GANGNEUNG, South Korea (Reuters) - Norwegian Havard Lorentzen struck gold in the men’s 500 metres speed skating at the Gangneung Oval on Monday after edging out South Korea’s Cha Min-kyu in a dramatic photo finish.
After Cha had broken the Olympic record in a blistering lap, the ice-cool Lorentzen went 0.01 seconds faster, zooming around the track in a time of 34.41. Chinese Gao Tingyu took the bronze medal.
“I was tying my skates when Cha did his race and the atmosphere was amazing. Then he sets the Olympic record,” Lorentzen told reporters.
“I wasn’t sure I could beat that but I knew I could at least do a medal.
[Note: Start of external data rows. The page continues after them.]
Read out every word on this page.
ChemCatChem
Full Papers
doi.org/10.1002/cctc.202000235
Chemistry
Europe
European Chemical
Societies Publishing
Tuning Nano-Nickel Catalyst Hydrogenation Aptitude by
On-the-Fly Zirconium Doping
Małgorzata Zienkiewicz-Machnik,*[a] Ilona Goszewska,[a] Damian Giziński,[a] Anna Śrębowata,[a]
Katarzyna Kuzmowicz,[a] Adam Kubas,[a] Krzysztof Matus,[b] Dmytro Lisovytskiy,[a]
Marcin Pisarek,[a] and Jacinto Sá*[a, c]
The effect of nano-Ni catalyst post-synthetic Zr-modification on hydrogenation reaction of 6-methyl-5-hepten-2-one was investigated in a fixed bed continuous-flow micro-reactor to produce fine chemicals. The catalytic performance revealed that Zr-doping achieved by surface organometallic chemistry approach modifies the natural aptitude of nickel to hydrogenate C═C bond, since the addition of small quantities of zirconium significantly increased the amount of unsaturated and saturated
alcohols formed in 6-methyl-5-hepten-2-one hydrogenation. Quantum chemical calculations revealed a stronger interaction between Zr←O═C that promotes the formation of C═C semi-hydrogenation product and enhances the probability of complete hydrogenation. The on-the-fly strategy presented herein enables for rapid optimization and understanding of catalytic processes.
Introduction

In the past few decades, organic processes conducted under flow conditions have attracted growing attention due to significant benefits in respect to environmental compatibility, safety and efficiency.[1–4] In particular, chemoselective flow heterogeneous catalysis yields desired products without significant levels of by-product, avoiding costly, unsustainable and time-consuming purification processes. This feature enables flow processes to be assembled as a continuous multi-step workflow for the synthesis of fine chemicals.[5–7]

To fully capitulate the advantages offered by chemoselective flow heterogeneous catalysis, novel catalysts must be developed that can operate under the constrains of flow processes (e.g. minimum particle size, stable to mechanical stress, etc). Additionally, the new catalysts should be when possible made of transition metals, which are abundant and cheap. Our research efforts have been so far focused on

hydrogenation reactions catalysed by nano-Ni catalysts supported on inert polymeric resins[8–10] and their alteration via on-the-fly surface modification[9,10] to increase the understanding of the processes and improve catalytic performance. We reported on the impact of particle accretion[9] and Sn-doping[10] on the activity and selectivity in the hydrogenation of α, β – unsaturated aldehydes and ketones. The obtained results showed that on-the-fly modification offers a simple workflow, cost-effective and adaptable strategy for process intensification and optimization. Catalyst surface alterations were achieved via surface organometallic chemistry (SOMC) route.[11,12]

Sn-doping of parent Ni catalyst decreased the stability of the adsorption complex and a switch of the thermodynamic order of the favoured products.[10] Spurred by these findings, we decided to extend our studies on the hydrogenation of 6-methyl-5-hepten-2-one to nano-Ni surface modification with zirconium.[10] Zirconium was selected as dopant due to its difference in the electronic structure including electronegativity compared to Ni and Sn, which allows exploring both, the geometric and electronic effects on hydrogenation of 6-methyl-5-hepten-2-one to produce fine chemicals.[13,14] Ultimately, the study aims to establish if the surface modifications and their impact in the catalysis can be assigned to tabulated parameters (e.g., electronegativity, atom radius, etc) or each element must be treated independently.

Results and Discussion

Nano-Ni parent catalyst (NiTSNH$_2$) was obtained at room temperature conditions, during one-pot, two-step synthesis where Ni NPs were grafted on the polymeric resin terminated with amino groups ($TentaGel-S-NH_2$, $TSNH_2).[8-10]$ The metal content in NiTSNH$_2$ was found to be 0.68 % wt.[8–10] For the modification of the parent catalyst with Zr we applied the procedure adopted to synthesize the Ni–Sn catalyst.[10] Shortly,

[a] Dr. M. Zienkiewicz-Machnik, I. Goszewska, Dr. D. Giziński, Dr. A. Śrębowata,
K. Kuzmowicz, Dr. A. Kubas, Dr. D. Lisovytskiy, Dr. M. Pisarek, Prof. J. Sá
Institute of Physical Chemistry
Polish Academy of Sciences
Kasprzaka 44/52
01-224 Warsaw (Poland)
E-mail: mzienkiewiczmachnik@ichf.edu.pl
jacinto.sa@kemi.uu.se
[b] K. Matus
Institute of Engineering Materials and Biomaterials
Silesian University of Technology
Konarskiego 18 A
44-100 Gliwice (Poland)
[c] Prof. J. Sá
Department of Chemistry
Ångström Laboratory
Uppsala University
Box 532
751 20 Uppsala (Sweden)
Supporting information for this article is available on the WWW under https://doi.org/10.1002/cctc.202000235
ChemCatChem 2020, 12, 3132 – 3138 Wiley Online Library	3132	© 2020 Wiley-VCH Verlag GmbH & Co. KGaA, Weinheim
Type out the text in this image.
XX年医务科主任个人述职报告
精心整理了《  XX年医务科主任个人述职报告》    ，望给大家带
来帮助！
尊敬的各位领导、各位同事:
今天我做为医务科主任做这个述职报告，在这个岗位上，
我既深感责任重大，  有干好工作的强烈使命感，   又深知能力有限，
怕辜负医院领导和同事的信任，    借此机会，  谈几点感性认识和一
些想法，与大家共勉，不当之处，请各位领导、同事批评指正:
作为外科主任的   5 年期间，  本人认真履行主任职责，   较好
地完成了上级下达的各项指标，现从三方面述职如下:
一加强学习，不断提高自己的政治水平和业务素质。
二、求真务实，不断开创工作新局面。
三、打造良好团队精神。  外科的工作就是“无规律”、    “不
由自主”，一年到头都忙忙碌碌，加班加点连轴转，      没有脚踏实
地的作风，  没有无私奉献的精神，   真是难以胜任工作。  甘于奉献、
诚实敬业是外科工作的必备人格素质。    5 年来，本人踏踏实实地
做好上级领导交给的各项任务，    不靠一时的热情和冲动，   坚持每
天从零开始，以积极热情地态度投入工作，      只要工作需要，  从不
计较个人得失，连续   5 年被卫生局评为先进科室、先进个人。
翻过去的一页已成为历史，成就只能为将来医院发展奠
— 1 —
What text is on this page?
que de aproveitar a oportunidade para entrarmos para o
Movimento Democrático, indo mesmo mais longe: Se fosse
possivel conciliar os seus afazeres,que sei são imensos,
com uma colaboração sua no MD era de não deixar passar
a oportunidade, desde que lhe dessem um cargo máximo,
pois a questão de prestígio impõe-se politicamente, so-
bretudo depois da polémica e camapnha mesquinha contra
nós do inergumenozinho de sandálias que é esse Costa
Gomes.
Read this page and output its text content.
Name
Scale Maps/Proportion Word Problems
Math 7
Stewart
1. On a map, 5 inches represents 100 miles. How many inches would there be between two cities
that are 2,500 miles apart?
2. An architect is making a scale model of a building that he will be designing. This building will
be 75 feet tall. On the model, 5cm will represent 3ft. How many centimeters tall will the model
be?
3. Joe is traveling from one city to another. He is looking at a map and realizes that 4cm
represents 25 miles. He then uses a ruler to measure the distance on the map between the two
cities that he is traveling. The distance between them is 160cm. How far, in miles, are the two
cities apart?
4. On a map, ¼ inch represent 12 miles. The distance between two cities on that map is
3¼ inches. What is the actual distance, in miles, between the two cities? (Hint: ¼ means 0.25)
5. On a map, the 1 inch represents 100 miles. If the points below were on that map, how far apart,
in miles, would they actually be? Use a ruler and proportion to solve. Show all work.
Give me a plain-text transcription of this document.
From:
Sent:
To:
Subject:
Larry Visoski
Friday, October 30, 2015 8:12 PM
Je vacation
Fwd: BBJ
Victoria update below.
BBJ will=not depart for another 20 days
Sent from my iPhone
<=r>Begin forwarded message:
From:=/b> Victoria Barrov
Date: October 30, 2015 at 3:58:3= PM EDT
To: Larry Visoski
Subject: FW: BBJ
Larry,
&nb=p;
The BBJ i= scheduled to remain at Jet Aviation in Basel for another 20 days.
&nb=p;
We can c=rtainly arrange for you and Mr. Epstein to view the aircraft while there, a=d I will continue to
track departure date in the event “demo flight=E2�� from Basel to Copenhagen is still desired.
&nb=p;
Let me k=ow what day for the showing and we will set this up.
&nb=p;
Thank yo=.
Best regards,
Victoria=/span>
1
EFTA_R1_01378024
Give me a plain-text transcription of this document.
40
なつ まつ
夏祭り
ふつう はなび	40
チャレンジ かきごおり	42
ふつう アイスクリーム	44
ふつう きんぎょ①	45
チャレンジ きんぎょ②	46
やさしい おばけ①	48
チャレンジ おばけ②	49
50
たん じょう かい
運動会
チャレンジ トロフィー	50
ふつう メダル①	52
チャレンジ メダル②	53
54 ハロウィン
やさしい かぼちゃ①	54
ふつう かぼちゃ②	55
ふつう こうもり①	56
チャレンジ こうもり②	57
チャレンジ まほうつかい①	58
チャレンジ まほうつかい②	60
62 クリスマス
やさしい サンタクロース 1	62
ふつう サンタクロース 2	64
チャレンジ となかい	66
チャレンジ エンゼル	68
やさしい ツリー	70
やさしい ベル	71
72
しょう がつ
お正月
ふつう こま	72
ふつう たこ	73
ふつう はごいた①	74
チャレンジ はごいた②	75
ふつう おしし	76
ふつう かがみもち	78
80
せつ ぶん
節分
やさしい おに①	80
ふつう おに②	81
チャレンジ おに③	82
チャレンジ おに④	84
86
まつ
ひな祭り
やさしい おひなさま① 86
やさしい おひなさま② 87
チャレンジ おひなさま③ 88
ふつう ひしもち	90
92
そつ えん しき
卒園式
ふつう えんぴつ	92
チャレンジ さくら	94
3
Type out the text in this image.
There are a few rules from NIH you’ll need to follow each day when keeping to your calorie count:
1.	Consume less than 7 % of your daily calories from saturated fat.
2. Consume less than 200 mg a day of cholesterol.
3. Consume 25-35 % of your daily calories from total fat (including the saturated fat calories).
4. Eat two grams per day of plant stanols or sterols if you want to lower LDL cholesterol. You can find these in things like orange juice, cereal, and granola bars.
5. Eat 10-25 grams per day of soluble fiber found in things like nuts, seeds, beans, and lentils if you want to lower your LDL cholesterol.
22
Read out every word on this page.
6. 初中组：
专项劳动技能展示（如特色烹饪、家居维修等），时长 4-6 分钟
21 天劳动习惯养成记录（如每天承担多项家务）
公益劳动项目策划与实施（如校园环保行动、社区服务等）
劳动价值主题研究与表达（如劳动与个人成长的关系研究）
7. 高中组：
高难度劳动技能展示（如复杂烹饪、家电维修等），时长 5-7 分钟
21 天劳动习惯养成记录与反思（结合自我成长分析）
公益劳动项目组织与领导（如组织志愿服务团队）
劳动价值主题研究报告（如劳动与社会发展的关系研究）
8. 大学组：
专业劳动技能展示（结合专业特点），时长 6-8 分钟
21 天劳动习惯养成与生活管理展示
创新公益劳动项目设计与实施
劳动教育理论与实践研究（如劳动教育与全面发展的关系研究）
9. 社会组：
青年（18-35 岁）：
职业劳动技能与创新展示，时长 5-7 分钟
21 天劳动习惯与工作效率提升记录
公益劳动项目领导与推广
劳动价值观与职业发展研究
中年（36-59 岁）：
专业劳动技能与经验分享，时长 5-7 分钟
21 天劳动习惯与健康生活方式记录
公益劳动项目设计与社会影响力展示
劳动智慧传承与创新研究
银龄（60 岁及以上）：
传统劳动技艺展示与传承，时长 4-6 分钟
And when I did the last 50 metres I said to myself this has to be a medal.... And then to cross the finish line and the entire stadium just goes to silence - it’s quite cool.”
Lorentzen was the first Norwegian to win the Olympic 500m title since Finn Helgesen 70 years ago and he became his country’s first medallist in the event since Magne Thomassen won silver in 1968.
Norway, once a powerhouse in the sport alongside the Netherlands, has struggled in recent decades and until Monday had not won a gold medal in speed skating at the Olympics since Adne Sondral’s victory in the 1,500m in Nagano in 1998.
Racing in the 14th pair, Cha stormed out of the gates to send the crowd wild and the Korean brought the house down when he crossed in record time with eight racers to come.
“It has more meaning that it (happened) in my own country,” the Korean said of his silver medal, speaking through and interpreter.
“There might not be another time when the Winter Olympics might be happening in Korea, so I’m so happy to get this medal.”
Lorentzen, who was in the third-last pair alongside Sochi bronze medallist Ronald Mulder of the Netherlands, was behind Cha after the first 100 metres, but edged in front over the race.
He ended with a flurry of effort, his arms and legs pumping like pistons, before waiting nervously until the timekeepers put his name up on the big screen.
“It’s the best race I’ve ever done,” said the 25-year-old, who is coached by Canadian Jeremy Wotherspoon, a former 500m world record holder.
“It’s been 20 years since the last gold (for) Norway in speed skating, so it’s been a while. It was time for Norway to step up on the top of the podium again. It feels so good to do that.”
The Dutch, who swept the podium in Sochi, finished outside the medal places for the second race in succession after their failure to medal in the women’s 500m on Sunday.
Mulder, whose twin brother Michel won gold at the last Olympics but failed to qualify for the Pyeongchang Games, was the highest-placed of the three Dutch skaters in seventh.
At the Sochi Games, the Netherlands dominated the speed skating events, winning 23 of 36 medals, including eight golds. The have won six speed skating golds in Korea so far, and 11 of the 27 medals on offer.
“It’s not good when one nation dominates (speed skating) too much. Today and yesterday there were no Dutch on the podium,” Lorentzen said. “It’s good for the sport.”